The means and medians look very nearly the same for the two schools. The formal test has P-value $0.6723 > 0.05$ so the difference is not significant at the 5% level. For samples as large as these, the implementation of the Wilcoxon rank sum test in R, reports no difficulty handling ties.

` wilcox.test(a,b) Wilcoxon rank sum test with continuity correction data: a and b W = 61350, p-value = 0.6723 alternative hypothesis: true location shift is not equal to 0 `

**Chisquared test of homogeneity of probabilities:** Counts are

`f.a = c(150, 50, 30, 20, 5, 80) f.b = c(175, 40, 30, 15, 10, 90) MAT = rbind(f.a, f.b); MAT [,1] [,2] [,3] [,4] [,5] [,6] f.a 150 50 30 20 5 80 f.b 175 40 30 15 10 90 `

I agree with @Glen_b that the Wilcoxon test is best here, because the issue seems to be which school had the higher scores overall.
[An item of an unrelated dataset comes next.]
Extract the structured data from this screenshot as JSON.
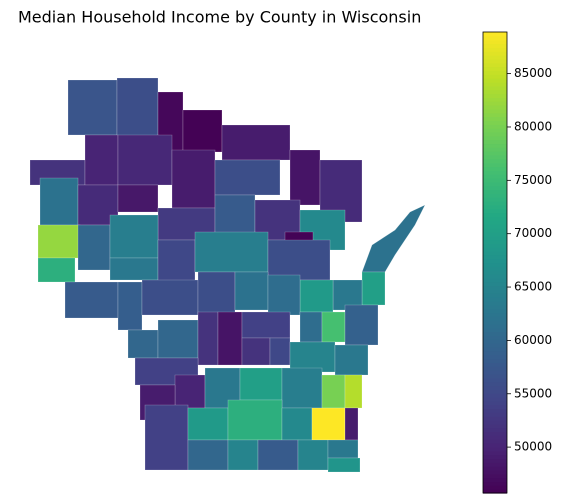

However, the chi-squared test will test whether the probabilities of getting individual scores 0 through 5 are substantially the same at the two schools. No difference between the two distributions is found.

`chisq.test(MAT) Pearson's Chi-squared test data: MAT X-squared = 5.1107, df = 5, p-value = 0.4025 `

**Kolmogorov-Smirnov test of of differences in CDFs:**

This is a test to see if there is a substantial difference between the empirical CDFs (ECDFs) of the two samples. To make an ECDF, sort the data and plot a stairstep function that increases by $1/n,$ where $n$ is the sample size, at each data value. If there are $k$ tied observations at a point, then jump up by $k/n.$ Here are the ECDFs of for the two schools, blue for a and orange for b.

`plot(ecdf(a), col="blue", lwd=2) lines(ecdf(b), col="orange", lty="dotted", pch="o") `

The test statistic $D$ of the K-S test is the maximum vertical distance between the two ECDFs. Again here, no significant difference is found. For your data, this test may be considered an alternative to the chi-squared test.

`ks.test(a,b) Two-sample Kolmogorov-Smirnov test data: a and b D = 0.03835, p-value = 0.9605 alternative hypothesis: two-sided Warning message: In ks.test(a, b) : p-value will be approximate in the presence of ties `